Evet bir dönem amaçlarına ulaştılar. Pek çok arkadaşımız hayatını kaybetti. Telafisi zor yaralar alındı. Türkiye bugün Kürt sorununun çözümü konusunda zorlanıyorsa, bu başta Kenan Evren ve diğer darbeci arkadaşları olmak üzere dönemin yöneticilerinin yaptıklarından, kötü niyetli planlarından kaynaklanmaktadır.
Peki o gün devletin yaptığını bugün PKK mı yapıyor?
Devletin faili meçhullere daha doğrusu faili belli cinayetlere imza attığını biliyoruz. Evet, tıpkı derin devlet gibi PKK da sivil insanlara saldırdı. Ama bu tip yapıların tabiatında bu vardır. Yapılan eylemler kutsanır. PKK da kendisi gibi düşünmeyenleri her zaman tehdit etmiştir. Fırsat bulursa da hayatınıza son verir.

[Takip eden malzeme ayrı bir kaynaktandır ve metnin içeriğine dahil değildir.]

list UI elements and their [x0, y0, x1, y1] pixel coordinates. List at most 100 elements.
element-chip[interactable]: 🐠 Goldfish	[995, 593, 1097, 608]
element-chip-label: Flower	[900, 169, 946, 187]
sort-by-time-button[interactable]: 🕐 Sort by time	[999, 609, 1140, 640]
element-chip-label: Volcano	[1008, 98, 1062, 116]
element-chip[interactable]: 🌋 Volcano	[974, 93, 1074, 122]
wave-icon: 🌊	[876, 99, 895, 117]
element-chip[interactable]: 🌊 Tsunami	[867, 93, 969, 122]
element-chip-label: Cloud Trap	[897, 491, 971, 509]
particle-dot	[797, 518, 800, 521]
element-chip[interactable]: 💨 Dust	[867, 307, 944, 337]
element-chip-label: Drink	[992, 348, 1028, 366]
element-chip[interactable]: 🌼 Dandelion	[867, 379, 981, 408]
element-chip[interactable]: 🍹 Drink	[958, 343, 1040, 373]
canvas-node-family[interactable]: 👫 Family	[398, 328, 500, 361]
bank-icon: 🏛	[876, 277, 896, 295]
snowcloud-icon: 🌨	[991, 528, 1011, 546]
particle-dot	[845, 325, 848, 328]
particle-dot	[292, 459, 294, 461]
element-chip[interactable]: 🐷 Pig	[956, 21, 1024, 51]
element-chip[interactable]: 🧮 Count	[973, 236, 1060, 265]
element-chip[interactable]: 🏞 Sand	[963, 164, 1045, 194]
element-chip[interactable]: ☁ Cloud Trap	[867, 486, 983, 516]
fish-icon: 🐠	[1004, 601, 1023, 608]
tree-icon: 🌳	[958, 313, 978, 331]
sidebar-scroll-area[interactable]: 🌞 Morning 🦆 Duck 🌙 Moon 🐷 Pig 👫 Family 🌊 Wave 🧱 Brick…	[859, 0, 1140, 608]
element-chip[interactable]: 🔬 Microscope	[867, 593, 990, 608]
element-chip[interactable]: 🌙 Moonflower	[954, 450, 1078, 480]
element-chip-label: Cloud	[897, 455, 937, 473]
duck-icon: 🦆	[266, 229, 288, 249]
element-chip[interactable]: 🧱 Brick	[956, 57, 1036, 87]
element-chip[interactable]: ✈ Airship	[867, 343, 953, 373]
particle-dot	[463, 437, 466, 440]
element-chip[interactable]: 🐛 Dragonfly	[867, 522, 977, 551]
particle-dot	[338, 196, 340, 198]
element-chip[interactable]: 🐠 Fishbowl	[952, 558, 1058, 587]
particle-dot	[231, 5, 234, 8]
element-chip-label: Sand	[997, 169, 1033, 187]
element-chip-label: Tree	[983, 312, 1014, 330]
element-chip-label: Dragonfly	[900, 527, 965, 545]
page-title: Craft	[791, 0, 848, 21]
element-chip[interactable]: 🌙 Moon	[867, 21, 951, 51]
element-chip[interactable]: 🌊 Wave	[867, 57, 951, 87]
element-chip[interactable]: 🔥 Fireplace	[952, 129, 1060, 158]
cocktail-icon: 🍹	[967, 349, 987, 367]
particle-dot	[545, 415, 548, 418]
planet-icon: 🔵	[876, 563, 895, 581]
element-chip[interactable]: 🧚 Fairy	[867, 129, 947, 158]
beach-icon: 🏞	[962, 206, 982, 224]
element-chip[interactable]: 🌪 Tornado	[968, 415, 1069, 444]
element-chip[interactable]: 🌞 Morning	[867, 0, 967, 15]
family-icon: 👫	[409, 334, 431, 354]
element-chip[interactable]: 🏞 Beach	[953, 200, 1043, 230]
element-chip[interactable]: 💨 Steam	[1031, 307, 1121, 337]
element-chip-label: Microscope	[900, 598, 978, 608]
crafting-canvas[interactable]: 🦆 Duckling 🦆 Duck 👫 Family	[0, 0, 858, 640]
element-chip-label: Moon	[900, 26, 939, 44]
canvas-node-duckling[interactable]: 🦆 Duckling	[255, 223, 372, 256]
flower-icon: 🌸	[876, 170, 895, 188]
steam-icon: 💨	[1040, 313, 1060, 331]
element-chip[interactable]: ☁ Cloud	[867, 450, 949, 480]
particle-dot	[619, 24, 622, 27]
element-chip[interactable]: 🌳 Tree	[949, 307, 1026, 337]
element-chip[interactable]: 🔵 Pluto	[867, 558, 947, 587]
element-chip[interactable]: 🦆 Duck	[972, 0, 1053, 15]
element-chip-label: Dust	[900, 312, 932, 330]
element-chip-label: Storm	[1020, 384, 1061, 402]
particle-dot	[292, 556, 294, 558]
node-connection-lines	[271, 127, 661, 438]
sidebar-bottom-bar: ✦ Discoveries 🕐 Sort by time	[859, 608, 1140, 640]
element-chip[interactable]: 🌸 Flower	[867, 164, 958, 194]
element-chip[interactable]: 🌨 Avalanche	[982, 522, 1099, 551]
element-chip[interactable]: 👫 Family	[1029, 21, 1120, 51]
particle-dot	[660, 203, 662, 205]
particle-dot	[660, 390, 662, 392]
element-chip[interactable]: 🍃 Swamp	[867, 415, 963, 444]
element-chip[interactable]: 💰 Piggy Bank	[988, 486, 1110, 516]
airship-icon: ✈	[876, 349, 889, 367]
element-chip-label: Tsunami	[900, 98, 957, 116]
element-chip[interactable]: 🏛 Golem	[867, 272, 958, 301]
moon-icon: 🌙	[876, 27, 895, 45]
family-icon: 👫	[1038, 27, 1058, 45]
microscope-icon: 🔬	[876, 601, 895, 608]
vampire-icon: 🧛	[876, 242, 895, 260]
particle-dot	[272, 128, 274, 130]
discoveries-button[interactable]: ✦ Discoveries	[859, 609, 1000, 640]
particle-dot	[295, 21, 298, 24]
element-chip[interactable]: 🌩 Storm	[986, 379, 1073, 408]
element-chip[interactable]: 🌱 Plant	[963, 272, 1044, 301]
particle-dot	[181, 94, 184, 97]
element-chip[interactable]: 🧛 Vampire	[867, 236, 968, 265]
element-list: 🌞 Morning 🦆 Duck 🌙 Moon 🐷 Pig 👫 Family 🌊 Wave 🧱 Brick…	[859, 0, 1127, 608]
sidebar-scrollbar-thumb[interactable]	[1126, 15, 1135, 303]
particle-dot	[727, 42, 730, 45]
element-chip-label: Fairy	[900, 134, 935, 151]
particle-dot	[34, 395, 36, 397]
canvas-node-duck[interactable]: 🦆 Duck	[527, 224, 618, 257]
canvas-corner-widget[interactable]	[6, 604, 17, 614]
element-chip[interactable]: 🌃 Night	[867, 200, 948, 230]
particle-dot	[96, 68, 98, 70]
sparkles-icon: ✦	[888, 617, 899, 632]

BDP ÖCALAN'I MUTLU ETMiYOR
BDP tüm bu gelişmeler yaşanırken sessizliğini korumasını neye bağlıyorsunuz?
BDP, Meclis'te gürültü patırtı çıkarıyor ama alternatif bir siyasal hareket olarak çok varlık gösteremez. Çünkü neticede kendi başına politika üreten bir yapı değil! Arkasında PKK siyaseti var. PKK istemediği anda BDP yoktur. Yeni bir parti kurulsun denilirse, o partinin yerini alır. Nitekim 2004'te DEHAP diye bir parti vardı, Öcalan bu partiyi kapattı.
Neden peki?
DEHAP büyümüş ve kendisi için siyaset yapmaya başlamıştı. İrade sahibi olmaya dönük bir noktaya gelmişti. Çünkü 2004 belediye seçimlerinde adaylarını kendi tespit etmişti. Öcalan hemen üstünü çizdi ve yerine DTP kuruldu. Bu yüzden BDP siyasi bir odak haline gelmeyecek şekilde dizayn edilmeye çalışıldı.
Peki önümüzdeki süreçte Öcalan BDP'nin de DEHAP gibi kapatılmasını isteyebilir mi?
BDP'nin Öcalan'ı çok mutlu etmediğini biliyorum. Öcalan'ın istediği BDP değil! Öcalan yeni bir parti istiyor tabii. Çünkü parti kaldıkça kurumlaşır, kurumlaşan bir yapıyı da Öcalan istemez! Onun kendi oluşumu dışında bir kuruma tahammülü yoktur. Tehdit olarak görür. Diğer yandan Öcalan'ın yıllardan beri isteği, sosyalist bir çatı partisinin kurulmasıydı. Şu anda hazırlıkları da yapılıyor. Çünkü Öcalan sadece bir Kürt partisinin lideri olmak değil, Türkiye'deki bir sol partinin de seçilmiş yönetici olmak ister. 2012'de BDP'den yeni bir yapılanmaya doğru gidileceğini düşünüyorum.